Lecico Egypt to close Alexandria’s factory due to coronavirus

Lecico Egypt will close its factory in Alexandria governorate for two weeks after two workers there tested positive for the novel coronavirus, the company told Ahram Online in a statement on Tuesday.

Workers at the Lecico for Ceramic Industries Factory, located in the city of Borg El-Arab, will be asked to stay at home in self-isolation for the two-week period, the statement said.

The factory represents 35 percent of the total production capacity for the firm’s sanitary-ware business, it said.

Lecico primarily produces bathroom fixtures and tiles.

Its other production sites are still operational, the statement said, predicting “minimal disruption to customer needs” after the factory closure “given its stock levels and the already slowing demand for products as a result of” the pandemic.

The statement said the firm had already implemented a range of health and safety measures, including training for employees, issuing employees with individual hand-sanitisers, temperature checks at offices and factories, sick leave for those with cold or flu symptoms, and increased social distancing in offices.

The company “believes it must continue to operate as much as possible within these changing parameters to protect its customers’ business and ensure Lecico’s continuity commercially and financially during and after the COVID-19 pandemic,” read the statement.

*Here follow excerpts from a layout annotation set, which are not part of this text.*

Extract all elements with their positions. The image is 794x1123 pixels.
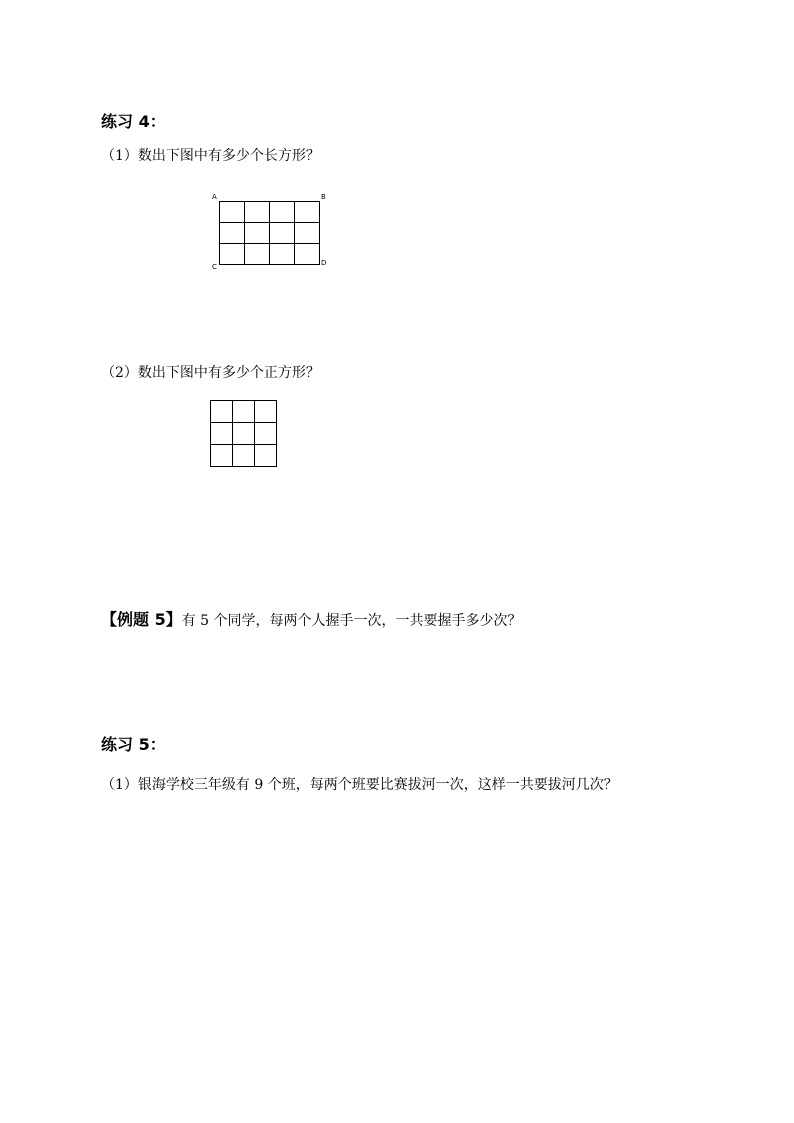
practice4-question-2: （2）数出下图中有多少个正方形？ (101, 365, 320, 381)
grid-cell (233, 445, 255, 467)
corner-label-d: D (321, 259, 327, 267)
grid-cell (211, 423, 233, 445)
practice5-question-1: （1）银海学校三年级有 9 个班，每两个班要比赛拔河一次，这样一共要拔河几次？ (101, 777, 618, 793)
example5-text: 有 5 个同学，每两个人握手一次，一共要握手多少次？ (181, 613, 522, 629)
grid-cell (270, 202, 295, 223)
square-grid (210, 400, 277, 467)
grid-cell (295, 202, 320, 223)
rectangle-grid (219, 201, 320, 265)
grid-cell (220, 202, 245, 223)
grid-cell (255, 445, 277, 467)
grid-cell (270, 223, 295, 244)
grid-cell (245, 244, 270, 265)
practice5-heading: 练习 5： (101, 735, 166, 754)
example5-label: 【例题 5】 (101, 610, 182, 629)
practice4-heading: 练习 4： (101, 112, 166, 131)
grid-cell (233, 423, 255, 445)
example5-line (101, 607, 522, 630)
grid-cell (211, 401, 233, 423)
corner-label-a: A (212, 193, 217, 201)
grid-cell (270, 244, 295, 265)
grid-cell (255, 423, 277, 445)
grid-cell (295, 223, 320, 244)
grid-cell (245, 223, 270, 244)
grid-cell (211, 445, 233, 467)
corner-label-b: B (321, 193, 326, 201)
grid-cell (245, 202, 270, 223)
grid-cell (220, 244, 245, 265)
grid-cell (255, 401, 277, 423)
grid-cell (233, 401, 255, 423)
practice4-question-1: （1）数出下图中有多少个长方形？ (101, 148, 320, 164)
corner-label-c: C (212, 263, 217, 271)
grid-cell (295, 244, 320, 265)
grid-cell (220, 223, 245, 244)
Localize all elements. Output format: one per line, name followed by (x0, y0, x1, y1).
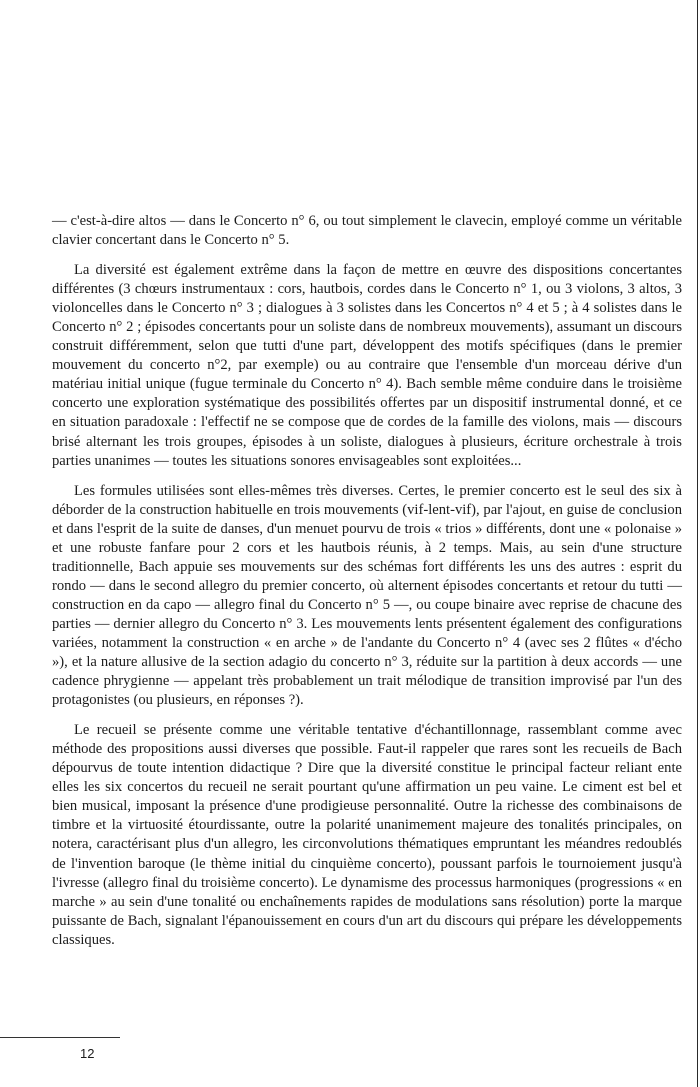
footer-rule (0, 1037, 120, 1038)
paragraph-4: Le recueil se présente comme une véritable tentative d'échantillonnage, rassemblant comme avec méthode des propositions aussi diverses que possible. Faut-il rappeler que rares sont les recueils de Bach dépourvus de toute intention didactique ? Dire que la diversité constitue le principal facteur reliant ente elles les six concertos du recueil ne serait pourtant qu'une affirmation un peu vaine. Le ciment est bel et bien musical, imposant la présence d'une prodigieuse personnalité. Outre la richesse des combinaisons de timbre et la virtuosité étourdissante, outre la polarité unanimement majeure des tonalités principales, on notera, caractérisant plus d'un allegro, les circonvolutions thématiques empruntant les méandres redoublés de l'invention baroque (le thème initial du cinquième concerto), poussant parfois le tournoiement jusqu'à l'ivresse (allegro final du troisième concerto). Le dynamisme des processus harmoniques (progressions « en marche » au sein d'une tonalité ou enchaînements rapides de modulations sans résolution) porte la marque puissante de Bach, signalant l'épanouissement en cours d'un art du discours qui prépare les développements classiques. (52, 722, 682, 948)
page-number: 12 (80, 1046, 95, 1061)
page-edge-line (697, 0, 698, 1087)
body-text (52, 212, 682, 961)
paragraph-2: La diversité est également extrême dans la façon de mettre en œuvre des dispositions concertantes différentes (3 chœurs instrumentaux : cors, hautbois, cordes dans le Concerto n° 1, ou 3 violons, 3 altos, 3 violoncelles dans le Concerto n° 3 ; dialogues à 3 solistes dans les Concertos n° 4 et 5 ; à 4 solistes dans le Concerto n° 2 ; épisodes concertants pour un soliste dans de nombreux mouvements), assumant un discours construit différemment, selon que tutti d'une part, développent des motifs spécifiques (dans le premier mouvement du concerto n°2, par exemple) ou au contraire que l'ensemble d'un morceau dérive d'un matériau initial unique (fugue terminale du Concerto n° 4). Bach semble même conduire dans le troisième concerto une exploration systématique des possibilités offertes par un dispositif instrumental donné, et ce en situation paradoxale : l'effectif ne se compose que de cordes de la famille des violons, mais — discours brisé alternant les trois groupes, épisodes à un soliste, dialogues à plusieurs, écriture orchestrale à trois parties unanimes — toutes les situations sonores envisageables sont exploitées... (52, 262, 682, 469)
paragraph-1: — c'est-à-dire altos — dans le Concerto n° 6, ou tout simplement le clavecin, employé comme un véritable clavier concertant dans le Concerto n° 5. (52, 213, 682, 249)
paragraph-3: Les formules utilisées sont elles-mêmes très diverses. Certes, le premier concerto est le seul des six à déborder de la construction habituelle en trois mouvements (vif-lent-vif), par l'ajout, en guise de conclusion et dans l'esprit de la suite de danses, d'un menuet pourvu de trois « trios » différents, dont une « polonaise » et une robuste fanfare pour 2 cors et les hautbois réunis, à 2 temps. Mais, au sein d'une structure traditionnelle, Bach appuie ses mouvements sur des schémas fort différents les uns des autres : esprit du rondo — dans le second allegro du premier concerto, où alternent épisodes concertants et retour du tutti — construction en da capo — allegro final du Concerto n° 5 —, ou coupe binaire avec reprise de chacune des parties — dernier allegro du Concerto n° 3. Les mouvements lents présentent également des configurations variées, notamment la construction « en arche » de l'andante du Concerto n° 4 (avec ses 2 flûtes « d'écho »), et la nature allusive de la section adagio du concerto n° 3, réduite sur la partition à deux accords — une cadence phrygienne — appelant très probablement un trait mélodique de transition improvisé par l'un des protagonistes (ou plusieurs, en réponses ?). (52, 482, 682, 709)
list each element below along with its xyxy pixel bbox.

Factories in Egypt were last week authorised by the government to resume work at full capacity.

The decision sparked debate, part of a wider discussion of the impact of the coronavirus preventive measures on the country’s economic conditions and daily life.

Several big-name business figures have argued that the nightly curfew, implemented in March, and other measures to limit the spread of the virus, will have a major negative impact on the private sector and force lay-offs.

President Abdel Fattah al-Sisi said last week in a televised speech that he is not in favour of a total suspension of work.

He has, however, called for adequate safety measures; last week he made an impromptu appearance at a Cairo construction site and was videoed questioning site managers about workers’ lack of masks.